Processors in TCM
TCM has computers using processors of many different
generations. Herewith a chronological summary of their features for those who want
more detail than that given by status
and rbusy. We also maintain a page of
crude benchmarks. Peak FLOPS/Hz and
memory technology are not the only improvements between generations, and
in general all code is expected to run faster on the newer generations.
Note that Intel's naming for consumer processors (Pentium, i3, i5, i7) does not readily distinguish between the different generations of CPU cores in use. For instance, the Core i3, i5 and i7 brands were introduced around 2009 with the Nehalem, but have also been used for all subsequent CPUs. A Kaby Lake based Core i3 will be considerably superior to the original Core i7.

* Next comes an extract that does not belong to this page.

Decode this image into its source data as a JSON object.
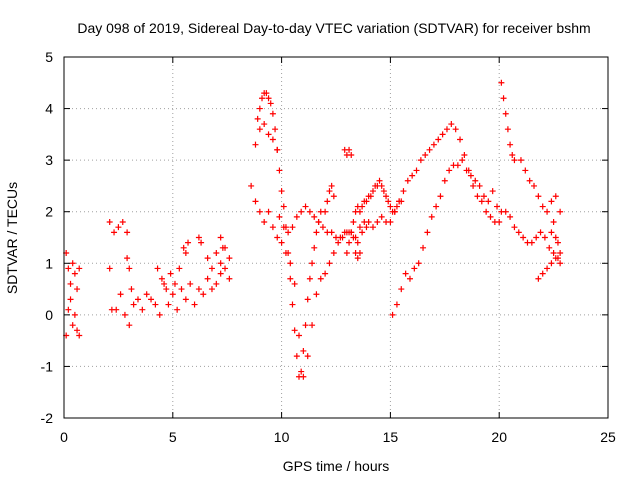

| Name | Introduced | Features | Vector Length | FLOPS/Hz | Memory |
|---|---|---|---|---|---|
| (in doubles) | (peak) | (all have ECC) | |||
| Xeon Scalable Gold | 2018 | SSE3, AVX512, FMA | 8 | 32 | 256 or 384 bit DDR4/2666 |
| AMD Zen 4 | 2022 | SSE3, AVX512, FMA | 8 | 16 | 128 bit DDR5/4800 |
| AMD Zen 3 | 2020 | SSE3, AVX2, FMA | 4 | 16 | 128 bit DDR4/3200 |
| AMD Zen 2 | 2019 | SSE3, AVX2, FMA | 4 | 16 | 128 bit DDR4/2666 |
| Skylake, Kaby Lake | 2015 | SSE3, AVX2, FMA | 4 | 16 | 128 bit DDR4/2133 to 2400 |
| E5 v3 | 2014 | SSE3, AVX2, FMA | 4 | 16 | 256 bit DDR4/2133 |
| Haswell | 2013 | SSE3, AVX2, FMA | 4 | 16 | 128 bit DDR3/1600 |
| AMD Zen | 2017 | SSE3, AVX2, FMA | 4 | 8 | 128 bit DDR4/2400 |
| E5, E5 v2 | 2012 | SSE3, AVX | 4 | 8 | 256 bit DDR3/1600 |
| Sandy Bridge, Ivy Bridge | 2011 | SSE3, AVX | 4 | 8 | 128 bit DDR3/1333 to 1600 |
| Nehalem | 2009 | SSE3 | 2 | 4 | 192 bit DDR3/1066 |
| AMD Athlon II | 2009 | SSE3 | 2 | 4 | 128 bit DDR3/1333 |
| Core2 | 2006 | SSE3 | 2 | 4 | 128 bit DDR2/667 to 1066 |
In general programs are compiled to run on any of the above (all are 64 bit!). Some maths libraries, including OpenBLAS and Intel's MKL, will execute different instructions depending on which processor they are running on. If this is not done, then code which will run on any of the above processors will never use any four-element vector instructions, will never use any Fused Multiply Add instructions, and cannot achieve more than four double precision floating point operations per clock-cycle.
AVX2 adds integer instructions which operate on 256-bit vectors. The first generation of AVX was mostly floating-point only.
Most of our desktops have four cores, some very old ones just two, and some recent ones six.
The Core2 uses a separate memory controller which reduces its performance, especially as the link between the memory controller and the CPU is generally too slow. A Core2 with a 128 bit 667MT/s memory bus (10.6GB/s) usually has a 64 bit 1066MT/s bus (8.5GB/s) back to the CPU, and those with a 128 bit 1066MT/s memory bus (17GB/s) are throttled by the next bus being 64 bits and 1333MT/s (10.6GB/s). The Core2 also shares its CPU to memory controller bus with all I/O, including disk and video activity. All the other CPUs in TCM have memory controllers integrated onto the CPU.
The E5 v1 and v2 correspond to Sandy and Ivy Bridges, but with twice the memory bus width, and the E5 v3 is a Haswell with twice the memory bus width and DDR4 support.
AMD's Zen architecture supports 256-bit vector instructions, but its functional units are only 128 bits wide, so a 256-bit instruction takes two clock cycles to issue. The Zen 2 and Zen 3 have full-width functional units. The Zen 4 supports 512-bit vector instructions, but its functional units are only 256 bits wide.